How Kari Dina is determined
Kari Dina is a set of five days across the year that Tamil astrology holds should be avoided for all auspicious work. Here are the five occasions and how we place each for your city.
Five days to avoid
Kari Dina (“black days”) are, in the words of the tradition, “a group of five days which should be avoided for all auspicious activities.” They are especially observed by Tamil astrologers, and are quite distinct from the day-by-day timing rules — Kari Dina is a fixed handful of dates each year.
The five are defined by the solar and lunar calendars together. Because both the sankranti instants and the lunar tithis fall at a fixed moment worldwide but are read against your city’s sunrise, we place each Kari Dina for your location.
The five occasions
Two follow the solstitial sankrantis; three fall on the first tithi of specific lunar fortnights.
| # | Kari Dina | When |
|---|---|---|
| 1 | Day after Makara Sankranti | The day following the Sun’s entry into Capricorn (mid-January) |
| 2 | Day after Karka Sankranti | The day following the Sun’s entry into Cancer (mid-July) |
| 3 | Phalguna Krishna Pratipada | The 1st tithi of the dark fortnight of Phalguna (Feb–Mar) |
| 4 | Jyeshtha Shukla Pratipada | The 1st tithi of the bright fortnight of Jyeshtha (May–Jun) |
| 5 | Ashwin Shukla Pratipada | The 1st tithi of the bright fortnight of Ashwin (Sep–Oct) |
The three lunar days are read in the amanta (new-moon-ending) month, as kept in South-Indian and Malayalam almanacs. In an adhika (leap) month, the Kari Dina falls in the nija (true) month — the extra month is skipped — so the day is never doubled.
Tamil & Malayalam usage
A regional observance
Kari Dina is a South-Indian observance — kept in Tamil and Malayalam panchangam practice. We follow the classical five-day definition and compute the two sankranti-linked days from the true sidereal solar entry and the three lunar days from the amanta month, so the dates hold for your city rather than a fixed meridian.
The texts we stand on
The rules on this page are drawn from the standard muhurta and dharma-nirnaya literature, computed on a modern astronomical foundation.

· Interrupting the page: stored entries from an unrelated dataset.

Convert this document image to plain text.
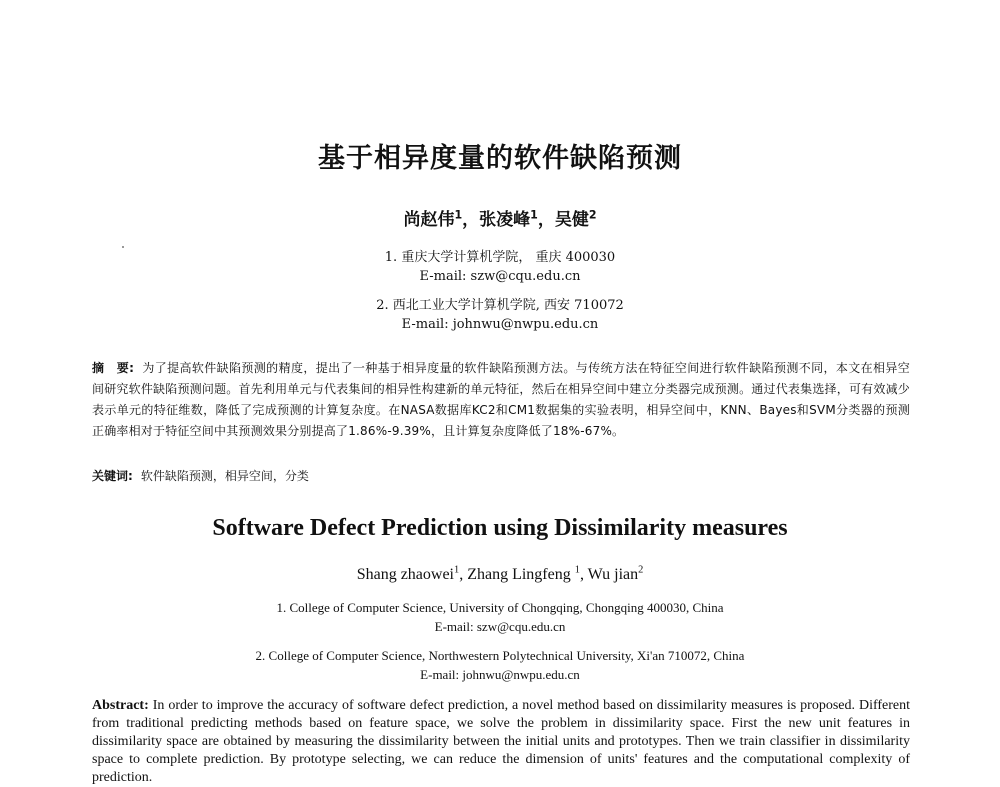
基于相异度量的软件缺陷预测
尚赵伟$^1$，张凌峰$^1$，吴健$^2$
1. 重庆大学计算机学院， 重庆 400030
E-mail: szw@cqu.edu.cn
2. 西北工业大学计算机学院, 西安 710072
E-mail: johnwu@nwpu.edu.cn
摘　要: 为了提高软件缺陷预测的精度，提出了一种基于相异度量的软件缺陷预测方法。与传统方法在特征空间进行软件缺陷预测不同，本文在相异空间研究软件缺陷预测问题。首先利用单元与代表集间的相异性构建新的单元特征，然后在相异空间中建立分类器完成预测。通过代表集选择，可有效减少表示单元的特征维数，降低了完成预测的计算复杂度。在NASA数据库KC2和CM1数据集的实验表明，相异空间中，KNN、Bayes和SVM分类器的预测正确率相对于特征空间中其预测效果分别提高了1.86%-9.39%，且计算复杂度降低了18%-67%。
关键词: 软件缺陷预测，相异空间，分类
Software Defect Prediction using Dissimilarity measures
Shang zhaowei$^1$, Zhang Lingfeng $^1$, Wu jian$^2$
1. College of Computer Science, University of Chongqing, Chongqing 400030, China
E-mail: szw@cqu.edu.cn
2. College of Computer Science, Northwestern Polytechnical University, Xi'an 710072, China
E-mail: johnwu@nwpu.edu.cn
Abstract: In order to improve the accuracy of software defect prediction, a novel method based on dissimilarity measures is proposed. Different from traditional predicting methods based on feature space, we solve the problem in dissimilarity space. First the new unit features in dissimilarity space are obtained by measuring the dissimilarity between the initial units and prototypes. Then we train classifier in dissimilarity space to complete prediction. By prototype selecting, we can reduce the dimension of units' features and the computational complexity of prediction.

Tamil panchangam tradition
The five-day Kari Dina observance and its avoidance for auspicious work.
Drik-Ganita panchang
The sidereal sankranti instants and amanta tithis that fix each of the five days.
Computation: true positions from the Swiss Ephemeris, sidereal with the Lahiri (Chitrapaksha) ayanamsa — the standard adopted by the Indian Calendar Reform Committee for the Rashtriya Panchang.
More from the methodology
How Anandadi & Tamil Yoga are determined
The 28-fold Anandadi yoga cycle and the Tamil Siddha / Amrita / Marana yoga — how each is counted from the nakshatra and weekday.
How Chandrashtama is determined
The janma rashi and nakshatras for whom the day is inauspicious because the Moon is in their 8th house — and the window it lasts.
How Nivas & Shool are determined
Homahuti, Agnivasa, Shivavasa and Kumbha Chakra — the residence and direction indicators, with their exact tithi/nakshatra formulas.
How the Mantri Mandala is determined
The ten planetary offices of the Samvatsara — King, Minister, and the lords of crops, rain and wealth — and the solar ingress that fixes each.
How the Karana is calculated
Half a tithi — eleven karanas, four fixed and seven movable, with Vishti (Bhadra) flagged.
How the Yoga is calculated
The combined Sun + Moon longitude in 27 divisions — most benign, nine inauspicious.
Today's panchang
The daily panchang flags the day when it is a Kari Dina.
How Kari Dina is determined — Frequently Asked Questions
Kari Dina are five days of the year that Tamil astrology holds should be avoided for all auspicious activities: the day after Makara Sankranti, the day after Karka Sankranti, and the first tithi of the Phalguna dark fortnight, the Jyeshtha bright fortnight and the Ashwin bright fortnight.
Nearly — the underlying moments are worldwide, but because they are read against the local sunrise, a Kari Dina can fall on a different calendar day in a far-off timezone. We compute each for the city you are viewing.
The three lunar Kari Dina fall in the nija (true) month; the extra adhika month is skipped, so the day is never counted twice.